Use cases: multi-framework collaboration; automated workflow orchestration; dynamic information retrieval

16. Resource-Aware Optimization

Action sequencing within a budget leveraging cost vs. speed/accuracy with a fallback strategy for graceful degradation.

Use cases: cost-optimized LLM usage; latency-sensitive operations; energy efficiency; fallback for service reliability; data usage management; adaptive task allocation

Agent resource optimization:

  • Dynamic model switching
  • Adaptive tool use and selection
  • Contextual pruning and summarization
  • Proactive resource prediction
  • Cost-sensitive exploration
  • Energy-efficient deployment
  • Parallelization and distributed computing awareness
  • Learned resource allocation policies
  • Graceful degradation and fallback

17. Reasoning Techniques

Explicit internal reasoning beyond sequential operations via allocation of increased computing resources during inference with a bigger time budget for iterative refinement and exploration to enhance accuracy, coherence, and robustness for complex problems that require deeper analysis and deliberation.

Use Cases:

  • Complex question answering: multi-hop queries, multi-data source integration, logical deductions from multiple reasoning paths
  • Mathematical problem solving: decompose to solvable issues in step-by-step fashion and using extra time to generate intricate code for precise results and validate it
  • Code debugging and generation: through debug cycles analyzing agent's analysis and rationale for code generation sequentially finding issues and iteratively refining code based on results
  • Strategic planning: develop comprehensive plan from various signals and adjusting plans based on real-time feedback (ReAct)
  • Medical diagnosis: assessing symptoms, test results with patient's history to reach a thorough, differential diagnosis potentially utilizing external data retrieval tools
  • Legal Advice: analysis of legal documents and precedents to formula arguments or provide guidance ensuring logical consistency through self-correction

Reasoning Techniques:

  1. Chain-of-Thought (CoT): instruct the agent to decompose the problem with optional few-shot examples guiding internal processing to a more deliberate logical progression
  2. Tree-of-Thought (ToT): non-linear CoT to allow for branching, evaluating, self-correction, and backtracking to explore multiple solutions before finalizing an answer
  3. Self-correction: a.k.a. self-refinement where agent evaluates intermediate thought processes and generate content for gaps, ambiguities, inconsistencies, or inaccuracies in its understanding of the solution.
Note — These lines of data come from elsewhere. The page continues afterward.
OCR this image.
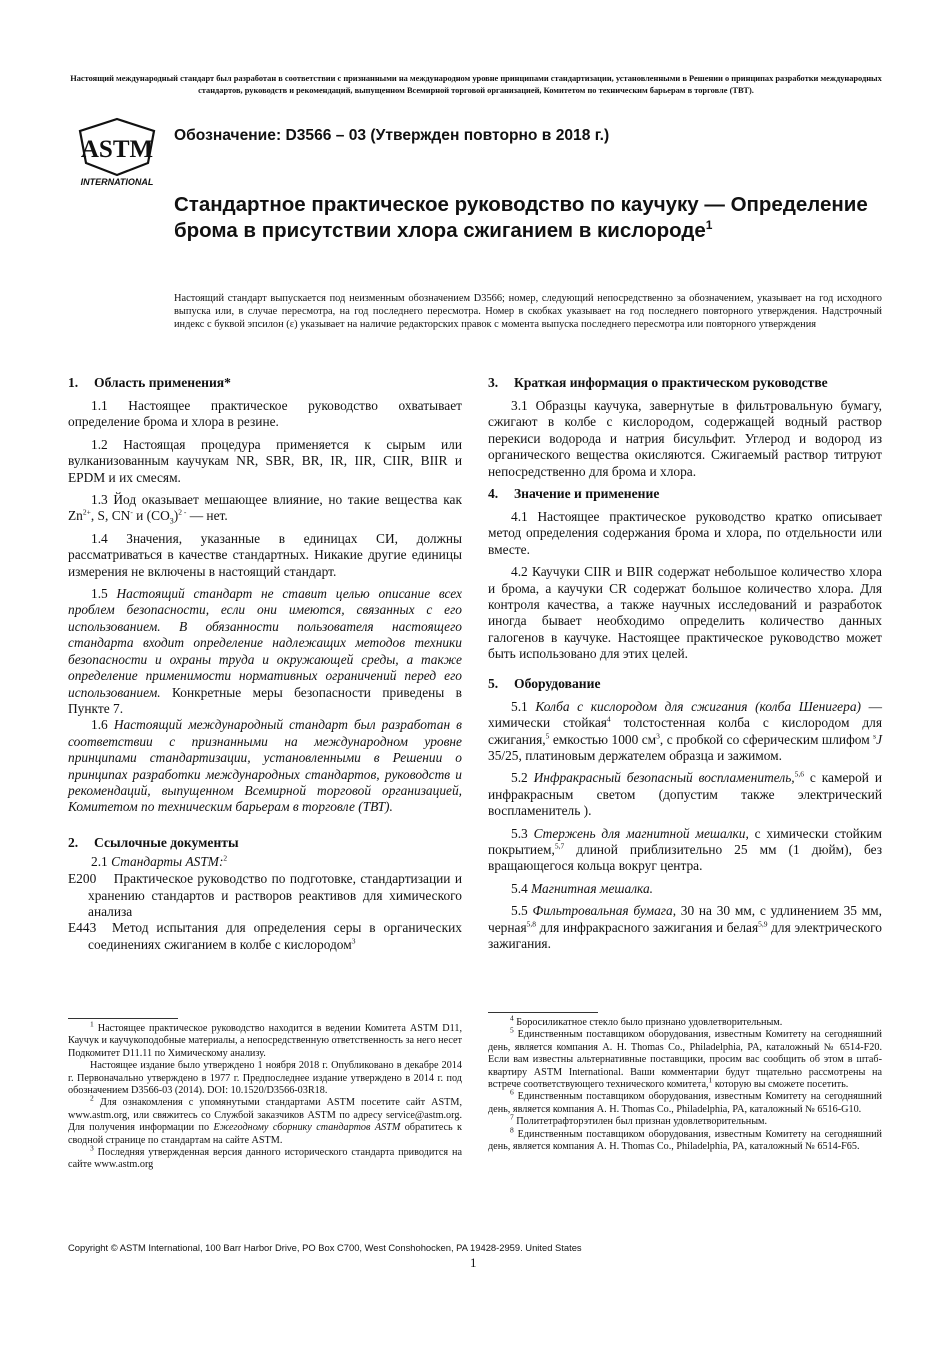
Настоящий международный стандарт был разработан в соответствии с признанными на международном уровне принципами стандартизации, установленными в Решении о принципах разработки международных стандартов, руководств и рекомендаций, выпущенном Всемирной торговой организацией, Комитетом по техническим барьерам в торговле (ТВТ).
ASTM
INTERNATIONAL
Обозначение: D3566 – 03 (Утвержден повторно в 2018 г.)
Стандартное практическое руководство по каучуку — Определение брома в присутствии хлора сжиганием в кислороде$^1$
Настоящий стандарт выпускается под неизменным обозначением D3566; номер, следующий непосредственно за обозначением, указывает на год исходного выпуска или, в случае пересмотра, на год последнего пересмотра. Номер в скобках указывает на год последнего повторного утверждения. Надстрочный индекс с буквой эпсилон (ε) указывает на наличие редакторских правок с момента выпуска последнего пересмотра или повторного утверждения
1. Область применения*

1.1 Настоящее практическое руководство охватывает определение брома и хлора в резине.

1.2 Настоящая процедура применяется к сырым или вулканизованным каучукам NR, SBR, BR, IR, IIR, CIIR, BIIR и EPDM и их смесям.

1.3 Йод оказывает мешающее влияние, но такие вещества как $Zn^{2+}$, S, CN- и $(CO_3)^{2 -}$ — нет.

1.4 Значения, указанные в единицах СИ, должны рассматриваться в качестве стандартных. Никакие другие единицы измерения не включены в настоящий стандарт.

1.5 Настоящий стандарт не ставит целью описание всех проблем безопасности, если они имеются, связанных с его использованием. В обязанности пользователя настоящего стандарта входит определение надлежащих методов техники безопасности и охраны труда и окружающей среды, а также определение применимости нормативных ограничений перед его использованием. Конкретные меры безопасности приведены в Пункте 7.

1.6 Настоящий международный стандарт был разработан в соответствии с признанными на международном уровне принципами стандартизации, установленными в Решении о принципах разработки международных стандартов, руководств и рекомендаций, выпущенном Всемирной торговой организацией, Комитетом по техническим барьерам в торговле (ТВТ).

2. Ссылочные документы

2.1 Стандарты ASTM:$^2$

E200 Практическое руководство по подготовке, стандартизации и хранению стандартов и растворов реактивов для химического анализа

E443 Метод испытания для определения серы в органических соединениях сжиганием в колбе с кислородом$^3$

3. Краткая информация о практическом руководстве

3.1 Образцы каучука, завернутые в фильтровальную бумагу, сжигают в колбе с кислородом, содержащей водный раствор перекиси водорода и натрия бисульфит. Углерод и водород из органического вещества окисляются. Сжигаемый раствор титруют непосредственно для брома и хлора.

4. Значение и применение

4.1 Настоящее практическое руководство кратко описывает метод определения содержания брома и хлора, по отдельности или вместе.

4.2 Каучуки CIIR и BIIR содержат небольшое количество хлора и брома, а каучуки CR содержат большое количество хлора. Для контроля качества, а также научных исследований и разработок иногда бывает необходимо определить количество данных галогенов в каучуке. Настоящее практическое руководство может быть использовано для этих целей.

5. Оборудование

5.1 Колба с кислородом для сжигания (колба Шенигера) — химически стойкая$^4$ толстостенная колба с кислородом для сжигания,$^5$ емкостью 1000 $см^3$, с пробкой со сферическим шлифом $^s$J 35/25, платиновым держателем образца и зажимом.

5.2 Инфракрасный безопасный воспламенитель,$^{5,6}$ с камерой и инфракрасным светом (допустим также электрический воспламенитель ).

5.3 Стержень для магнитной мешалки, с химически стойким покрытием,$^{5,7}$ длиной приблизительно 25 мм (1 дюйм), без вращающегося кольца вокруг центра.

5.4 Магнитная мешалка.

5.5 Фильтровальная бумага, 30 на 30 мм, с удлинением 35 мм, черная$^{5,8}$ для инфракрасного зажигания и белая$^{5,9}$ для электрического зажигания.

$^1$ Настоящее практическое руководство находится в ведении Комитета ASTM D11, Каучук и каучукоподобные материалы, а непосредственную ответственность за него несет Подкомитет D11.11 по Химическому анализу.

Настоящее издание было утверждено 1 ноября 2018 г. Опубликовано в декабре 2014 г. Первоначально утверждено в 1977 г. Предпоследнее издание утверждено в 2014 г. под обозначением D3566-03 (2014). DOI: 10.1520/D3566-03R18.

$^2$ Для ознакомления с упомянутыми стандартами ASTM посетите сайт ASTM, www.astm.org, или свяжитесь со Службой заказчиков ASTM по адресу service@astm.org. Для получения информации по Ежегодному сборнику стандартов ASTM обратитесь к сводной странице по стандартам на сайте ASTM.

$^3$ Последняя утвержденная версия данного исторического стандарта приводится на сайте www.astm.org

$^4$ Боросиликатное стекло было признано удовлетворительным.

$^5$ Единственным поставщиком оборудования, известным Комитету на сегодняшний день, является компания A. H. Thomas Co., Philadelphia, PA, каталожный № 6514-F20. Если вам известны альтернативные поставщики, просим вас сообщить об этом в штаб-квартиру ASTM International. Ваши комментарии будут тщательно рассмотрены на встрече соответствующего технического комитета,$^1$ которую вы сможете посетить.

$^6$ Единственным поставщиком оборудования, известным Комитету на сегодняшний день, является компания A. H. Thomas Co., Philadelphia, PA, каталожный № 6516-G10.

$^7$ Политетрафторэтилен был признан удовлетворительным.

$^8$ Единственным поставщиком оборудования, известным Комитету на сегодняшний день, является компания A. H. Thomas Co., Philadelphia, PA, каталожный № 6514-F65.

Copyright © ASTM International, 100 Barr Harbor Drive, PO Box C700, West Conshohocken, PA 19428-2959. United States
1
The review/refine cycle allows adjustment to a more accurate, thorough, high-quality, and reliable response
  4. Program-Aided Language Models (PALMs): allows for deterministic code creation and execution
  5. Reinforcement Learning with Verifiable Rewards (RLVR): CoT with thinking to generate reasoning trajectory learned from labeled examples without supervision
  6. Reasoning and Acting (ReAct): CoT with tools planning incorporating available tools and anticipate an outcome working in interleaved/iterative manner
  7. Chain of Debates (CoD): AI agent council meeting and peer review to leverage collective intelligence
  8. Graph of Debates (GoD): non-linear consensus of most well-supported cluster of arguments
  9. MASS (Multi-Agent System Search): is an optimization of Multi-Agent Systems to optimize: prompt; workflow paths; and overall system prompt tuning of optimized paths
  10. Deep research: with time budgets to create reports with: Initial Exploration; Reasoning and refinement; Follow-ups; Final synthesis

The inference scaling law posits that a smaller model with a bigger thinking budget during inference can occasionally surpass the performance of larger models using a smaller thinking budget constraining the computationally intensive generation process. It balances model size, latency, and operational costs. Bigger isn't always better.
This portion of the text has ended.